Alfonso Mata
Cada remada que daba Caronte en el Aqueronte, la engullía el silencio de su pasaje y la mirada de Cancerbero: la generación nacida de los revolucionarios del 44, progenitora de la del Conflicto Armado, era su carga. El compás de su marcha lo daba nuestra falta de sentido de responsabilidad mostrada para construir una paz nacional duradera, incapaces para enfrentarnos a apabullantes realidades de injusticias y latrocinios. Cada uno de los pasajeros: banqueros, políticos, militares, profesionales, religiosos, campesinos, al voltearnos a ver y rozar nuestras almas, percibíamos odio y rencor, seguíamos siendo enemigos de nuestra propia generación. Todos éramos culpables de atrocidades cometidas con mano propia o ajena; de los serios golpes políticos y sociales que llevaron a la muerte temprana a unos o a la infelicidad a muchos. Unos fuimos hechores y otros consentidores, todos culpables de falta de acción inteligente y crítica sana, ante los desmanes. Al final del viaje, algunos seríamos embalsamados de eternidad, marcada por nuestra falta de buena voluntad política y social y el reguero de infelicidad que construyeron nuestras abusivas formas de comportarnos; otros por su quietud y falta de acción ante esos hechos, dejando pasar el mal con buena voluntad. La balsa del viejo Caronte se cubría de silencio; nada había de que hablar, éramos reos creadores de seguir atolondrado, tortuosas maquinaciones y asaltos descarados a la dignidad humana; todos habíamos vivido, tras un mendrugo de realidad impostora de un hacer bien.
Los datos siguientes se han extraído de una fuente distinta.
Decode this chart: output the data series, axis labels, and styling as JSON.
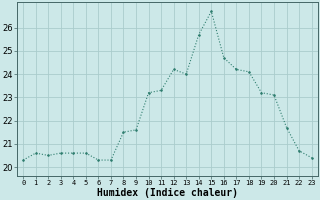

Sin movernos de lugar, atrás dejábamos los desechos de una política nacional o social, una nación descarrilada y sin buena voluntad por lo humano, habiendo sido sus constructores a base de destruir el más elemental sentido de humanidad: una fraternidad. Allá quedaban nuestros herederos dentro de las fauces del espacio y el tiempo. Unos metidos por su propio gusto en el atolladero del fraude y la delincuencia dentro de los poderes del estado, desangrándose ante el azoro de sus respectivos y hambrientos conciudadanos y en pugna irreconciliable. Otros dedicados a desplumar a cuanto cristiano nos pasara o no enfrente, nadie ajeno a la guerra entre políticos y gobernados, prohijando el fracaso de la democracia con asaltos descarados y encubiertos contra todo tipo de bienes y felicidad ajenos. Halla quedaba también una mayoría, incapaz de enfrentar ante una apabullante realidad llena de injusticias que apenas los deja respirar, desangrándose entre sí paulatinamente, arrastrados al hambre y a la zozobra, sin construir oposición sana e inteligente, sin perspectiva ni panorama aceptable para humanizar, prestos a victimizarse.
En medio de ese mar de eternidad, cruzó en lo que quedaba de mi mente un pensamiento: Triple culpabilidad: Falta de lucha por la independencia económica y política, por la elevación del estándar de vida de la mayoría y por afianzarnos sin temor y sin respeto a lo prohibido sepultando la democracia; tres condiciones que condenan a los hombres y los pueblos por una eternidad. Vino a poner fin a mis pensamientos, el verso de Bécquer «¡Dios mío! que solos se quedan los muertos».